German medical device developer Hemovent said yesterday it raised $6m in a Series A round to support its portable extra corporeal membrane oxygenation system.
The oxygenation system is designed to support or replace the heart and lung function in the event of a cardiac or respiratory failure, and the company claims its device is the world’s smallest and 1st self-contained unit of its type.

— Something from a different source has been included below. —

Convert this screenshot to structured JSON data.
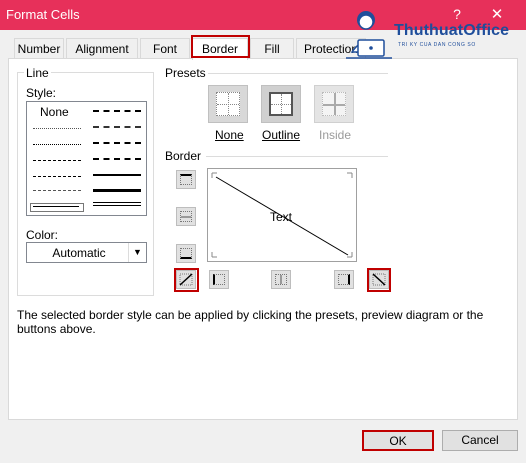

“Our sophisticated investors are convinced that Hemovent’s portable technology is positioned to disrupt a billion-dollar market, whose standard therapy at present is complex to use, costly to purchase and, most importantly, not portable. While extra corporeal membrane oxygenation — ECMO — is well-established as an effective treatment for acute respiratory and circulatory failure, the expansion of ECMO treatment suffers greatly from the restraints of obsolete ECMO technology,” Hemovent CEO Christof Lenz said in a press release.
The round was led by MIG Verwaltungs AG, and joined by WCTI Partners, Seed Fond Aachen II, KfW Bank, NRW.Bank.Venture Fonds and PB Beteiligung-und Vermoegensverwaltung.
“Every ECMO patient needs to be transported under severely restricted space conditions either within a hospital or from a referring clinic, or even from the field of an emergency incident. In the course of treatment patient mobilization is a critical success factor for ECMO. Hemovent’s portable ECMO system is designed to reduce the footprint of the therapy by 90%,” Hemovent CTO Dr. Oliver Marseille, co-founder and CTO of Hemovent.